Sunday, December 22, 2013

Invasion of the body snatchers...


My dear husband thinks my body has been taken over by some weird alien hybrid.  After all, it's just not like me to leave seed catalogs lying about unopened, seed lists unwritten, garden plans unplanned...etc...etc...yada..yada...

I guess I've been taken over by some odd career woman type alien being.  She looks like Sigourney Weaver, so I'm not seeing a problem here.

Anyhoo, I've had a few days off, so I've finished most of the holiday shopping, finished the wrapping, cleaned out the woodstoves and de-ashed the house...and then sat down to make my seed list.

Eöl rolled his eyes, pointed heavenward, and noted out loud, "It's about time!"

Sigh.

It's not that I have no interest in gardening this year.  In fact, I'll need it more than ever.  It's my quiet time.  My calming, soothing, communing with nature zen moment to end a stressful day.  

The reason I haven't been all over the seed catalogs is, well, I really don't need any seeds.  I've been saving seeds for a few years now, and my seed freezer is literally overflowing.  

But of course there are always new varieties to try. lol  So here's what I've listed so far.  Most of these are new to us and will be seed crops this year, meaning we'll save all the seed we can and probably never have to buy these again because they will overflow the second freezer.

Blue Jade Corn
Long Handled Dipper Gourd
Corsican Gourd (we had a crop failure on the last ones)
Blister Gourd
Pepino Melons
Minnesota Midget Melons
Big Red Peppers
Mini Belle Blend Peppers
Heinz Classic Processor Tomato
Peron tomato
Opalka Paste Tomato
Polish Linguisa Paste Tomato
Martino's Roma Tomato

And...that's it so far.  We've done pretty well with trying new varieties each year, then weeding out the ones we didn't like or that didn't do well.  The melon that tasted like it wanted to be a cucumber? Out!  The tomato that was prone to internal blossom end rot, so that it looked all delicious and tasty until you cut it open and saw black ooziness?  OUT!! 

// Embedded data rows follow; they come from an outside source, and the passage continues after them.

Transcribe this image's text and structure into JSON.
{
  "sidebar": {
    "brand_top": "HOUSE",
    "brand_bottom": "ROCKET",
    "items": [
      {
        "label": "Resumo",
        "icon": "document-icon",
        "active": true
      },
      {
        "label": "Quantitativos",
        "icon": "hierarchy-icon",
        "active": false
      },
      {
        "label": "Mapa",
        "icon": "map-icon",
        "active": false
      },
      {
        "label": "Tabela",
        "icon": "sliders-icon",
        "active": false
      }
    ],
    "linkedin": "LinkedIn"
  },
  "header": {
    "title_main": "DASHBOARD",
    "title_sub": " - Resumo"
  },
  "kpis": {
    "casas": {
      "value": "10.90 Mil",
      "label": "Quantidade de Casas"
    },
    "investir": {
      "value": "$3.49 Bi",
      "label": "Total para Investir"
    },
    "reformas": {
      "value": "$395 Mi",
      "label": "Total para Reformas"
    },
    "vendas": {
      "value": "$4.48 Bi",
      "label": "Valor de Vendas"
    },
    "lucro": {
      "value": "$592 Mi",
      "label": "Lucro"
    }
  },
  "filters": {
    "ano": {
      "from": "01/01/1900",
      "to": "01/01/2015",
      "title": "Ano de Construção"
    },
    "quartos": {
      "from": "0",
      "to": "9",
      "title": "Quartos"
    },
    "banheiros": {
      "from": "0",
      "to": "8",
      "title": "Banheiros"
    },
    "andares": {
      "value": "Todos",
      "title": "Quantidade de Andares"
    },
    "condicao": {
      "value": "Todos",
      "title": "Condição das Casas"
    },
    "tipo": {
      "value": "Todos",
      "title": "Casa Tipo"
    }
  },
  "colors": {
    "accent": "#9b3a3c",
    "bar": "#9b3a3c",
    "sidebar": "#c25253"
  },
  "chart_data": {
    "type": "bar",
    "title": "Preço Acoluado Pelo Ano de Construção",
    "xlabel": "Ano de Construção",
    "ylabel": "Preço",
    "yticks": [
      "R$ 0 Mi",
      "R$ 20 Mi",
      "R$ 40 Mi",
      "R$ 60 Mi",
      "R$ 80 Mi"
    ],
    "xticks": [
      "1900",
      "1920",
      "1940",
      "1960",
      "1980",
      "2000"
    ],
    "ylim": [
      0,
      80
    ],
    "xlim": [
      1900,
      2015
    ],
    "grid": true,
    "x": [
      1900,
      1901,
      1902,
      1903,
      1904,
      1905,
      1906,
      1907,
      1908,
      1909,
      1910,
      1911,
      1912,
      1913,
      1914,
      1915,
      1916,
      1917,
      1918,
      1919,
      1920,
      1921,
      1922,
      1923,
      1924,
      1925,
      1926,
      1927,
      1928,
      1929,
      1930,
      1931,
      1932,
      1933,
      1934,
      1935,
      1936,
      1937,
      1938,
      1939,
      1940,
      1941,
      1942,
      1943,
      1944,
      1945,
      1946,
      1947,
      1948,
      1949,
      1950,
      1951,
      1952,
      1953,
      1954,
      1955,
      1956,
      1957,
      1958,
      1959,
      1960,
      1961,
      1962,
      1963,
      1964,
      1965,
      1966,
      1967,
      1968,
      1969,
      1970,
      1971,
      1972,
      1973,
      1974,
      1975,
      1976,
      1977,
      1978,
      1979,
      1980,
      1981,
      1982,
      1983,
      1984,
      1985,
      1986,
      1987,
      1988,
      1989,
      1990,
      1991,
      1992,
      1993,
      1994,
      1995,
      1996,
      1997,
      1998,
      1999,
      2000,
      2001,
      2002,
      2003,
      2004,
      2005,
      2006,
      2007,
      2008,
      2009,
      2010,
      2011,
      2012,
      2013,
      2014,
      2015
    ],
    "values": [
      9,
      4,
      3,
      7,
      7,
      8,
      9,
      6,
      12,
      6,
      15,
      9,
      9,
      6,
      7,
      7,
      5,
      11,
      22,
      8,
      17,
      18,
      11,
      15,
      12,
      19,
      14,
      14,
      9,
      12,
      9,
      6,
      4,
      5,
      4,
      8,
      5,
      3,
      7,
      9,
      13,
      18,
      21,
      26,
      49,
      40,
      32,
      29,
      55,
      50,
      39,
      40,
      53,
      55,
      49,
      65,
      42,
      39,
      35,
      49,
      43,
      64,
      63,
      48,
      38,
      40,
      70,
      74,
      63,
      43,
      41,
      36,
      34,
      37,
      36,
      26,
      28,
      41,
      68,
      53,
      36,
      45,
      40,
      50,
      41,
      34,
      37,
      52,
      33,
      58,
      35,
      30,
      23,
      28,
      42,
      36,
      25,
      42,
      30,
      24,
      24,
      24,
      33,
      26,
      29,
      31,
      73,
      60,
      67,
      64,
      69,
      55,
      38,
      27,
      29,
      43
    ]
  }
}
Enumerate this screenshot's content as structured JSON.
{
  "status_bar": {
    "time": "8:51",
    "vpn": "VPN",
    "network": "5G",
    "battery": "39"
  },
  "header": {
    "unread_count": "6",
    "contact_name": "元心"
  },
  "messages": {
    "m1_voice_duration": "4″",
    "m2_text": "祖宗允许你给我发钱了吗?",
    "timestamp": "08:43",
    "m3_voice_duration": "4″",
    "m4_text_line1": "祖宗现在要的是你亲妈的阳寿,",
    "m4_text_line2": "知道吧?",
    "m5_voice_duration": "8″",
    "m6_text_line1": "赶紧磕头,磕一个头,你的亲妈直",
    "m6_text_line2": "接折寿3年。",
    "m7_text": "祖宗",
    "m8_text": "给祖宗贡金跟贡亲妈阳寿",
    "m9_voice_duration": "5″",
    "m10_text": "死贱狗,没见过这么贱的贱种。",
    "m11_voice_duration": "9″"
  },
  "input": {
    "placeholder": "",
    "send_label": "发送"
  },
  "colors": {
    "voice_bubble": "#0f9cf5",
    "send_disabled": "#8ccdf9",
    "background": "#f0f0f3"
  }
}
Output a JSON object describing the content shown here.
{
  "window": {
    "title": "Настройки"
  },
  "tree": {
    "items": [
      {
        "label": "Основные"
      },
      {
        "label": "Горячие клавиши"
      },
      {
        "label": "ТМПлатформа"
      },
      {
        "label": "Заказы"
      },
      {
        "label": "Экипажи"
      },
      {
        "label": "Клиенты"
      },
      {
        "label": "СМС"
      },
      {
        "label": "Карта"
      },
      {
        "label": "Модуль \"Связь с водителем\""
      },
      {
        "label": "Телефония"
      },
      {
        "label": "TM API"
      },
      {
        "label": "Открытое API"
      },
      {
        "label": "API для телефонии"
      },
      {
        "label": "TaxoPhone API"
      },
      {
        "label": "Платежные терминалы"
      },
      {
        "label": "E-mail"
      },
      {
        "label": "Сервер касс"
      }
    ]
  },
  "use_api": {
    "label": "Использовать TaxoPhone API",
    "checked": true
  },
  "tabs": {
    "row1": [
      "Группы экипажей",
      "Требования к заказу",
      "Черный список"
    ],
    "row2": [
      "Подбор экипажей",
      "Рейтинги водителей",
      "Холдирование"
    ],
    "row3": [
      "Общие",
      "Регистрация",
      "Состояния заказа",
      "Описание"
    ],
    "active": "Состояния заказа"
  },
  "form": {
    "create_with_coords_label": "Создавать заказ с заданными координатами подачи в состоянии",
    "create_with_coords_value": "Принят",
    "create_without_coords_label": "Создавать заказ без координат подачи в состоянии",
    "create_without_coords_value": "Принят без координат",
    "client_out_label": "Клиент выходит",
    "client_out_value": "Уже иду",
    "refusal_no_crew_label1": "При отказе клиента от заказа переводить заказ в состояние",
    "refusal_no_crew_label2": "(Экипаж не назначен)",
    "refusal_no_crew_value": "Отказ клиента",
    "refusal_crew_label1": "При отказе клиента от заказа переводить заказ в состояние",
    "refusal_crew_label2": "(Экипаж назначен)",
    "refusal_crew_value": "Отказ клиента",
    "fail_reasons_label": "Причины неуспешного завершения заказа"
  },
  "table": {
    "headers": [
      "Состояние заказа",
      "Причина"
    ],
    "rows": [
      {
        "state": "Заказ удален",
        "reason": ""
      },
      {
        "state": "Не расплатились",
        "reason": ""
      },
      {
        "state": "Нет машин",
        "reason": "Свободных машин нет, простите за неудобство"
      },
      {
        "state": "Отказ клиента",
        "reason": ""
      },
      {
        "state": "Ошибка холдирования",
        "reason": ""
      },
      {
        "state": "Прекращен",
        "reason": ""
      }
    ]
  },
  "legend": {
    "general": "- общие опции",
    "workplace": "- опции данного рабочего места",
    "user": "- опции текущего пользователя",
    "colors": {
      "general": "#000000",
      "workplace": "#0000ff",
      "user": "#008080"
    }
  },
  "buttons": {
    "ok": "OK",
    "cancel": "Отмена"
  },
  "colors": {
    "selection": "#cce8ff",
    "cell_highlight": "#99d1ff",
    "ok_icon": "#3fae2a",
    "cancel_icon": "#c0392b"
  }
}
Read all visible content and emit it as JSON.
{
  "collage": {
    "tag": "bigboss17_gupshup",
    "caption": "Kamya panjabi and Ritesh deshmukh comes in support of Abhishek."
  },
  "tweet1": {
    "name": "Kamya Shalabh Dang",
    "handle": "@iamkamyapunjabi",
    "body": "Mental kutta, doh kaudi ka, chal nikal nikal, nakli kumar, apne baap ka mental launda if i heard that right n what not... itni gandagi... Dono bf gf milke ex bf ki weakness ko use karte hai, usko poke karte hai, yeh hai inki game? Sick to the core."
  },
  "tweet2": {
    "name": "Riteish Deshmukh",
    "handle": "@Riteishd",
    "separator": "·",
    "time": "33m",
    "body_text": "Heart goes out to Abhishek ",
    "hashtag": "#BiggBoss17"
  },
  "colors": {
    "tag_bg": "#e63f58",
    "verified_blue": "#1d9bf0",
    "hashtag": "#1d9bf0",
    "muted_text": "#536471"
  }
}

This entire list is coming from Pine Tree Seeds. I've ordered from them before with good results.  I've given up on Baker Creek because they can't be bothered to list days to harvest.  There's a long excuse about it in the new catalog, about how dth is affected by weather, etc.  Well, duh. They suggest you read all about where the seed came from, since they tend to spend an inordinate amount of type talking about strolling through Peru to find this exotic thingamabob.  Erm, sorry, I took geography and all, but I have no idea exactly where you were in Peru or what the micro-climate is like in that particular area.  Give me days to harvest as at least a rough reference, m'kay?? 




2 comments:

Carolyn said...

The fact that Baker Creek continues to dodge the "date to harvest" thing drives me absolutely BONKERS!! But at least they've started using real photographs of the produce. I appreciate the artistic value on all their older drawings of their plants, but it always made me wonder "have they ever SEEN one of those melons/cucumbers/tomatoes.....or are they just drawing something nice looking"? I want a little bit of proof of what kind of munchie I'm going to be planting and I much prefer a photo than an artist's rendition of it.
Rant over.
For now.
Hope your career woman thing is panning out well.

Country Wife said...

I am so glad I'm not the only one bugged by that! If I order a seed from them, I have to google it to find dth and growing info. Frustrating. And their seed is expensive. I can get pretty much the same stuff from Pine Tree for half the price..or less...and sometimes even from Johnny's Seeds at a better price, with full growing info and a lot less social commentary.

The career is going well. It's been a slow week, but a few days off have been nice.